Ontario's elementary school teachers and education workers have agreed to extend their contracts by two years, leaving the Liberal government nearly free of teacher negotiations ahead of the next election.
The Elementary Teachers' Federation of Ontario is one of the last major education unions to agree to such a deal, joining the French teachers' union, several support staff unions, and the Ontario English Catholic Teachers' Association.
ETFO says if ratified, the contract extension will improve the working conditions of its members and the learning conditions of students.
Education Minister Mitzie Hunter says the government is in communication with the Ontario Secondary School Teachers' Federation about a contract extension, but there are no dates currently scheduled for formal talks.
The current contracts with teachers and support staff are set to expire this August, so these new deals would last until August 2019 -- well after the June 2018 election.
A new bargaining system leaves a handful of local teachers' unions in an odd position. The last round of negotiations were the first in which the unions reached central deals with the government, then local deals were to be bargained with each school board across the province.
There are still five local deals -- out of 471 -- that still have yet to be reached. The elementary unit of the Ontario English Catholic Teachers' Association is among the five and is set to start rotating strikes -- while OECTA has agreed to an extension of its central deal until 2019.
The local union has had 20 bargaining dates since November 2015, and the remaining sticking point is over internal hiring and movement, said president Aldo Grillo.
"Obviously I don't think that was ever contemplated or imagined that 15 months later there would still be units without a collective agreement," he said.
The Thunder Bay OECTA occasional teachers, as well as the regular elementary teachers and occasional teachers with OECTA in the Niagara Catholic board, and Canadian Union of Public Employees education workers with the Conseil scolaire de district catholique de l'Est ontarien are also without deals.
The latter group has also given notice of a strike, set to begin Sunday.

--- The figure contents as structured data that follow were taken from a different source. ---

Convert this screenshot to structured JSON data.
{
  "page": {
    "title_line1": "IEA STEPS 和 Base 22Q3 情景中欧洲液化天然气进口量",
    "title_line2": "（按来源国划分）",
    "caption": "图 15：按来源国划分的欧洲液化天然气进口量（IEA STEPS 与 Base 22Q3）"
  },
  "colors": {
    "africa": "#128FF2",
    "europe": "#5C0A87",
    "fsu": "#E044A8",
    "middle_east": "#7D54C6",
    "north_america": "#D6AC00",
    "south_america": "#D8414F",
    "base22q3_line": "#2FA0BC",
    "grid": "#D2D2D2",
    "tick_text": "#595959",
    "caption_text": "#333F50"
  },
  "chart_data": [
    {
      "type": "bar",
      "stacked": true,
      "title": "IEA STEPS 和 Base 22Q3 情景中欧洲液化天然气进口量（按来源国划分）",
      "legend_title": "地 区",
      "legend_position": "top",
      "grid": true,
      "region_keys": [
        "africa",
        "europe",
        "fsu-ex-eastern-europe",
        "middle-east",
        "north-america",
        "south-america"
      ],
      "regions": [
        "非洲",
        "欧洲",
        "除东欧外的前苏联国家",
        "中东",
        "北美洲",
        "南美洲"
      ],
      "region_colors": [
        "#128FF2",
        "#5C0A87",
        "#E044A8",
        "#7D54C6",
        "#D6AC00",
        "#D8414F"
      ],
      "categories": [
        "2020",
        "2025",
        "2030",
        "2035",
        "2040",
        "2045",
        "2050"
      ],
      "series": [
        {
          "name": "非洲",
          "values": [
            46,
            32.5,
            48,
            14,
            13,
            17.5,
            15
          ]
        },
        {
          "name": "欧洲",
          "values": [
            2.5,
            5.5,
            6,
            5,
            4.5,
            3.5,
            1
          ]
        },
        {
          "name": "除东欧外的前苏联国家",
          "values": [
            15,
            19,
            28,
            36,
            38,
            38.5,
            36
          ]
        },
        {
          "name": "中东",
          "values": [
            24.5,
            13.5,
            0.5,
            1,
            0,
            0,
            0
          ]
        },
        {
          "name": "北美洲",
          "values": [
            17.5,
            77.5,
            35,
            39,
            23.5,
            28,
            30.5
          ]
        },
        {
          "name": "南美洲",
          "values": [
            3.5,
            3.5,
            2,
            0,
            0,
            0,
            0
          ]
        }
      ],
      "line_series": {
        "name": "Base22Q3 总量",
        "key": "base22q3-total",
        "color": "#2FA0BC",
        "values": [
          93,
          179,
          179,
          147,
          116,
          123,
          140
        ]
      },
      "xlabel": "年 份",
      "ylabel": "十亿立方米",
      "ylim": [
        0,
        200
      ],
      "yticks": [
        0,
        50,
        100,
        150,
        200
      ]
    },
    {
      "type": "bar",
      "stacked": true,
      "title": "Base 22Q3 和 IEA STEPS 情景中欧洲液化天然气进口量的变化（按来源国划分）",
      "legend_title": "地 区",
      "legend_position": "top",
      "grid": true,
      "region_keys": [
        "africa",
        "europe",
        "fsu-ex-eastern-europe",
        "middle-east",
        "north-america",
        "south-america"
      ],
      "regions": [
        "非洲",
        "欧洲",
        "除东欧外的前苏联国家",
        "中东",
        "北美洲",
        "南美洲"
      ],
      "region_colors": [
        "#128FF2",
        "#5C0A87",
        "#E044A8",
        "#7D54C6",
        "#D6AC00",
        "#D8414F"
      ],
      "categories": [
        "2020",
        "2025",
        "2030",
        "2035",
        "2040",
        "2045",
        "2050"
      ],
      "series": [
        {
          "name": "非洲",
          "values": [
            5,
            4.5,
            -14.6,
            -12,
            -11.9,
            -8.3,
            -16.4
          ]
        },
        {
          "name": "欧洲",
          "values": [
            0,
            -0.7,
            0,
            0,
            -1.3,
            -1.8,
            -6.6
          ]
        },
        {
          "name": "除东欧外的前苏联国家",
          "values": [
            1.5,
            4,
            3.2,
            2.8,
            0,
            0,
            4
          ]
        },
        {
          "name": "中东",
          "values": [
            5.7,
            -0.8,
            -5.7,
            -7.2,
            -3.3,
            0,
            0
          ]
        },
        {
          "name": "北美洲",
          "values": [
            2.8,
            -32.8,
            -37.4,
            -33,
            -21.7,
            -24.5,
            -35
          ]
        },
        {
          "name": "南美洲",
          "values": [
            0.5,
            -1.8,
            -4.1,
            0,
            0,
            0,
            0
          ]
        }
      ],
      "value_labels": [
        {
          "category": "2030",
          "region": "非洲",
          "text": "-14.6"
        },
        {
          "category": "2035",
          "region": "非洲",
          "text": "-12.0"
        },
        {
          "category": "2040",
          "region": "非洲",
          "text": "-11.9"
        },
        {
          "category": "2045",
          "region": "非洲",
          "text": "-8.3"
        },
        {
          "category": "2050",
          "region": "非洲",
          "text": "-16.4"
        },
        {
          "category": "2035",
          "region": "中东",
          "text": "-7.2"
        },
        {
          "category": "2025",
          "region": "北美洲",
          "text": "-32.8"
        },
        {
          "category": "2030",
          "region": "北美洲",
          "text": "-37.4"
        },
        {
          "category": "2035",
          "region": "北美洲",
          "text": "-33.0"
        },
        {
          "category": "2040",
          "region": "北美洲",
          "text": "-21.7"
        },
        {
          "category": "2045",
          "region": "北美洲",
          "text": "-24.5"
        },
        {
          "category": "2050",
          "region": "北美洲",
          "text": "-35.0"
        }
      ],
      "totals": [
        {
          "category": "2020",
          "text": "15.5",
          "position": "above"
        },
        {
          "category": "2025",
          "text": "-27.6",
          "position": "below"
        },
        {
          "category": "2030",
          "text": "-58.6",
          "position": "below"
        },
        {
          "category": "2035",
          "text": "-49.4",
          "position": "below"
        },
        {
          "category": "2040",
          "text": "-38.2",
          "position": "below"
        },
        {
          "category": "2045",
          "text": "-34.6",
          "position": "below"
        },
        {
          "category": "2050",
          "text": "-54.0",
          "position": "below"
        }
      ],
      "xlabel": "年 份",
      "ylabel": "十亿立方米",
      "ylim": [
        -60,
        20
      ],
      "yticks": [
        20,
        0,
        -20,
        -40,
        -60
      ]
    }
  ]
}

The last central round of education negotiations were contentious, with support staff and elementary teachers staging work-to-rule campaigns and the government threatening to dock their pay.
The government also took heat during the last set of talks for the costs incurred during the lengthy bargaining, as three unions were promised $2.5 million to cover their negotiation costs.
Contract extension talks arose as part of discussions with education-sector unions over a court ruling that said the government violated their collective bargaining rights.
Legislation in 2012, known as Bill 115, imposed contracts on teachers that froze some of their wages and limited their ability to strike, so five unions took the government to court. The judge sided with them, but left the question of a remedy up to the government and unions to decide.